All of this is to say that the realities of training are easy to forget when you’re not in the throes of it, because you view it through the rosy lens of endorphins, mileage goals met, and (if it’s not your first race) medal-adorned, smiling post-race pictures. When I’m having a tough time on a run, I always repeat to myself, “It’s supposed to be hard.” Now that might sound harsh, but to me it’s motivating. Let me explain:
One of the reasons completing a marathon is so rewarding is because you have to push yourself to your physical and mental limits to achieve that goal. You have to grit your teeth through the challenge, summon all your willpower to make it one more mile than the previous week, ignore your exhaustion, and let go of that voice that keeps telling you to stop. It teaches you how much stronger you are than you thought, which is an unbelievably empowering experience. And that is why despite having a tough time on my run, there is no doubt in my mind that I’m 100% committed to this journey.
Topic of the week: Sleep & Nutrition
While marathon training is going to be difficult no matter what, paying attention to proper nutrition and adequate sleep can make a huge difference in how successful you are. When I sleep well and fuel myself with healthy food, I have more energy, recover from workouts faster, and feel more motivated to train. I also feel more mentally clear and just plain happier!

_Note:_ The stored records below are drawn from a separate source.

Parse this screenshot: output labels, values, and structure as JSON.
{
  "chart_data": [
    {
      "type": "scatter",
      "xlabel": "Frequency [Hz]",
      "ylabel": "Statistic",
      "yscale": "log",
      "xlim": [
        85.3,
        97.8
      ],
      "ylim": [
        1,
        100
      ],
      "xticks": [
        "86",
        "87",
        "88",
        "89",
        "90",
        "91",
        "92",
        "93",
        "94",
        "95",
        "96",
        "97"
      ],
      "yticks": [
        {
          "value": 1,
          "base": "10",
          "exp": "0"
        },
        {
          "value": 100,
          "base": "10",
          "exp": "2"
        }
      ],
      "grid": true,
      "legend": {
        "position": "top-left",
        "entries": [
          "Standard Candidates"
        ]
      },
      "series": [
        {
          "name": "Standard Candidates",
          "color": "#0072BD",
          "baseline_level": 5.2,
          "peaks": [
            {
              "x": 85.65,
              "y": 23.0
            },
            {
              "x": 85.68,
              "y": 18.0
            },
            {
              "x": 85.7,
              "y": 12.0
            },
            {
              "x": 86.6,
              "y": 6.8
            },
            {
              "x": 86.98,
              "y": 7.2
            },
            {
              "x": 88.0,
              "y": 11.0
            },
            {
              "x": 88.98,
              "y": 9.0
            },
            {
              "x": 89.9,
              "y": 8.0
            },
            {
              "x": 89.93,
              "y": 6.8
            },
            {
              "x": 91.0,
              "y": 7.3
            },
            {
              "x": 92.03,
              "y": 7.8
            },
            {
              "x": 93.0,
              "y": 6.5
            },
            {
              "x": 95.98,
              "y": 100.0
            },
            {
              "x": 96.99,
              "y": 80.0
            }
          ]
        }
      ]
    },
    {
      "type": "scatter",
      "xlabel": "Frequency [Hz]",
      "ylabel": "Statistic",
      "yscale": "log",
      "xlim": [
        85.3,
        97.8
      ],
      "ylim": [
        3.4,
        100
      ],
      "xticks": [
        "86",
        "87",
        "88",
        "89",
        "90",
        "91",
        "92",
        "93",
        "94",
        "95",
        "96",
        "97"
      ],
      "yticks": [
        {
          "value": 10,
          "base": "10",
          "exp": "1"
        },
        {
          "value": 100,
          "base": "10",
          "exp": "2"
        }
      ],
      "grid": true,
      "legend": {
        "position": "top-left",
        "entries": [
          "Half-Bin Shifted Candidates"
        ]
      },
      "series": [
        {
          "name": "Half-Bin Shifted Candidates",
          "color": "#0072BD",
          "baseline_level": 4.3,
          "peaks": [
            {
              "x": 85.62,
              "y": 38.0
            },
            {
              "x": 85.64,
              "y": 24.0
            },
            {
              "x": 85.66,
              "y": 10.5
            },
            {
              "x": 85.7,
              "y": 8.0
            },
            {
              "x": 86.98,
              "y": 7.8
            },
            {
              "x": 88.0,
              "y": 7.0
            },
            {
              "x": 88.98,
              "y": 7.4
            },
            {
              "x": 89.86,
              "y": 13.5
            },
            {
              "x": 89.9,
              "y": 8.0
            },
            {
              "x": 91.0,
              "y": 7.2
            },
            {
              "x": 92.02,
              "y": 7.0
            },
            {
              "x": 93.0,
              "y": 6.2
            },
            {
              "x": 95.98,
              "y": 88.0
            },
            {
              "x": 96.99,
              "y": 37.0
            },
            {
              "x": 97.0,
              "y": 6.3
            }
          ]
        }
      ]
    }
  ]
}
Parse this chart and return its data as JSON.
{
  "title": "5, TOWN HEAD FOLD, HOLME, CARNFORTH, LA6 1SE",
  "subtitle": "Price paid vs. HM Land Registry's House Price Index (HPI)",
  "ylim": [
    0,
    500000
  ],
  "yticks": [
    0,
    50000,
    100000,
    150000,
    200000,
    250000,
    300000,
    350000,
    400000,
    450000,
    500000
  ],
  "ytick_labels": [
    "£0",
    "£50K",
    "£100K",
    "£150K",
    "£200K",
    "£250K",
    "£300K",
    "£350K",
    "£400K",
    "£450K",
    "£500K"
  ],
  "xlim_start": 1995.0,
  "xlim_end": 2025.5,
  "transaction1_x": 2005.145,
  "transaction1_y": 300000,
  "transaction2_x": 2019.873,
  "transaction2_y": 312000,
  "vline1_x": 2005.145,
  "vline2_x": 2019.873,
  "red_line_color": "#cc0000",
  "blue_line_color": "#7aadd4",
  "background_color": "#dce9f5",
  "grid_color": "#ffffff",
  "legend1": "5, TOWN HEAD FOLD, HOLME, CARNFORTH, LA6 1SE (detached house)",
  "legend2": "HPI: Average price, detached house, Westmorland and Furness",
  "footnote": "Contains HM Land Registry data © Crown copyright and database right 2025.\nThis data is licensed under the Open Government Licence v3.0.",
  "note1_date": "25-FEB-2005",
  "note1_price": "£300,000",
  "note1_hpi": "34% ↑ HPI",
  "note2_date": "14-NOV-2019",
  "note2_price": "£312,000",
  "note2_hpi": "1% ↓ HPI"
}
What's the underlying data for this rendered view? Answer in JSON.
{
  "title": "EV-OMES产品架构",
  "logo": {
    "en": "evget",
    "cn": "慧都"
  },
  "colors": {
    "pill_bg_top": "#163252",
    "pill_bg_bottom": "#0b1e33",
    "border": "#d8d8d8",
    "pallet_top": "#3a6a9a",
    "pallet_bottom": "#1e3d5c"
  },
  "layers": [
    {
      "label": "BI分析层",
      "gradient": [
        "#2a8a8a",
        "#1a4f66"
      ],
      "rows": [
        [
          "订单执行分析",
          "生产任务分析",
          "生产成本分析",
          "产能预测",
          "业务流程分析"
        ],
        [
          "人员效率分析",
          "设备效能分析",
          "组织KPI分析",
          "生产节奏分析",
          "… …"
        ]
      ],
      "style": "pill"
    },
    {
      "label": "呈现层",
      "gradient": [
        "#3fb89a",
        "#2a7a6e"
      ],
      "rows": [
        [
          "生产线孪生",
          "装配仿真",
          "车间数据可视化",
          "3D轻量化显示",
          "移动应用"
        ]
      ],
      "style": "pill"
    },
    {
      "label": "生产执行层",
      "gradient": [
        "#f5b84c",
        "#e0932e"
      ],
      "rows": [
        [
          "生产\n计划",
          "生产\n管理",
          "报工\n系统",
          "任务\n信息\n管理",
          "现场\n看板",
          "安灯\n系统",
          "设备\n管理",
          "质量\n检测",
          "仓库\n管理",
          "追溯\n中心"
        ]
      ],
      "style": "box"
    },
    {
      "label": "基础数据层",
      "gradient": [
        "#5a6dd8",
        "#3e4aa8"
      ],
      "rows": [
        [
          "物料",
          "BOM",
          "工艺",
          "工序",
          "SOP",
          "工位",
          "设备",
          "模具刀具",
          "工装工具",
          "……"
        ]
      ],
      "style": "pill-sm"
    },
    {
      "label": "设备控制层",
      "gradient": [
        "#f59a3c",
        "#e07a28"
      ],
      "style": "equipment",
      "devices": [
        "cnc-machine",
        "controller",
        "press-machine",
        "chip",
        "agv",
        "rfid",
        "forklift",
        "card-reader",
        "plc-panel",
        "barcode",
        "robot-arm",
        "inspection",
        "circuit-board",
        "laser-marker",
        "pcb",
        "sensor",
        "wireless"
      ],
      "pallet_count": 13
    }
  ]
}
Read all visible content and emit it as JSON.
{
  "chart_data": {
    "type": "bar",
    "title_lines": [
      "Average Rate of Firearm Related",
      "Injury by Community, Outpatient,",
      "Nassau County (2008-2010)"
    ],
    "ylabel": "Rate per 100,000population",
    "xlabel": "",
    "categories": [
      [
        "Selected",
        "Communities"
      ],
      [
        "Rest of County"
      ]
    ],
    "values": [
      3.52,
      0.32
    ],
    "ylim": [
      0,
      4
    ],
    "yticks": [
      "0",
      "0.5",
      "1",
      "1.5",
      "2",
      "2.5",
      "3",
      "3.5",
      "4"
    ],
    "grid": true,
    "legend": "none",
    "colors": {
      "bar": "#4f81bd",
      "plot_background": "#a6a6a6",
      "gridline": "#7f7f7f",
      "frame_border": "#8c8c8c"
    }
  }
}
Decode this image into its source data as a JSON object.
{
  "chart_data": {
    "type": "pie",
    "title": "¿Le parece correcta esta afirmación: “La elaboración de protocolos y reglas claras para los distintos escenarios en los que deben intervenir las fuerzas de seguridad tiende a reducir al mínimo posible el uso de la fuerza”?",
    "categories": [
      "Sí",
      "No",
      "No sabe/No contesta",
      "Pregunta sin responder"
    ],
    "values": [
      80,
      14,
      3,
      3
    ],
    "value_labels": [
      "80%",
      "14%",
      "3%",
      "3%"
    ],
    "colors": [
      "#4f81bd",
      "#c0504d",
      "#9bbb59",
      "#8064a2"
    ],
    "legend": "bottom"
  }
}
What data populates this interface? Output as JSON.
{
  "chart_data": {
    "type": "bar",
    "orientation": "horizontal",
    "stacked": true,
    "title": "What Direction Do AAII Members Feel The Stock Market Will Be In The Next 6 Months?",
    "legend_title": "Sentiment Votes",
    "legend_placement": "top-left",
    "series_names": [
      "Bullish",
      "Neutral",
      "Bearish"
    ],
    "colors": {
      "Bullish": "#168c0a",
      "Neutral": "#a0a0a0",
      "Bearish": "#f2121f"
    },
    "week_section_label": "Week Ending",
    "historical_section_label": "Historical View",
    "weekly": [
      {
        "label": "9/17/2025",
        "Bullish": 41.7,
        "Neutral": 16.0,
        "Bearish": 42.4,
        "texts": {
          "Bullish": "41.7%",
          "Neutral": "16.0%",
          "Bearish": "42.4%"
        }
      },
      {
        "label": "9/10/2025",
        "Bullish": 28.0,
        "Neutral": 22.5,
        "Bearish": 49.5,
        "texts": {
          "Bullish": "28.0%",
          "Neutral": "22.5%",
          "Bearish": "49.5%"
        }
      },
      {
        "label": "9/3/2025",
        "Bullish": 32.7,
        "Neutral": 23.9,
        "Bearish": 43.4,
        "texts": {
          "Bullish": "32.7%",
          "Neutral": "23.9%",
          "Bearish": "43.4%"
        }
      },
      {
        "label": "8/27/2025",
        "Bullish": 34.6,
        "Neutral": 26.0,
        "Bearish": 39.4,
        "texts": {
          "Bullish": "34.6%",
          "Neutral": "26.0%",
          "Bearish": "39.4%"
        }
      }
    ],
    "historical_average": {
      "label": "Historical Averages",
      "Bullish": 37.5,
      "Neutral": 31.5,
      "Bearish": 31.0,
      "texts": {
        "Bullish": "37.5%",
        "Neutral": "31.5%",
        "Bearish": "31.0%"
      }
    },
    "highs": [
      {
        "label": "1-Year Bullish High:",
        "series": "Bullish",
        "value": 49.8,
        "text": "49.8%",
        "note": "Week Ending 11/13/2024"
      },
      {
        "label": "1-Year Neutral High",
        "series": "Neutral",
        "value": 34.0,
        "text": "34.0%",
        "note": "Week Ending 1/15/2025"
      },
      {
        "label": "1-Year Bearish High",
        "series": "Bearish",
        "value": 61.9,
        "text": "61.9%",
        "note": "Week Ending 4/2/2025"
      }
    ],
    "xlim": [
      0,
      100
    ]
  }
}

It’s probably not news to most of you that a healthy diet and sleep schedule can make you feel better, but you’ve also probably heard someone tell a long-distance runner, “You run so much, you can eat whatever you want!” This is so far from the truth – when you’re already putting your body through a grueling physical challenge, poor diet or sleep can have a profound negative effect your training.
The truth is that you may have to make some sacrifices – You might not be able to go out for drinks with your co-workers after work, eat out at restaurants frequently, or stay up late on the weekends if you want to feel your best. Of course, all of this is up to you – and depends on how serious you are about your goal. But my advice would be to pay attention to how sleep and diet affect your performance during this process, and to not discount it as unimportant.
Remember: It’s supposed to be hard. That’s what makes it worth it.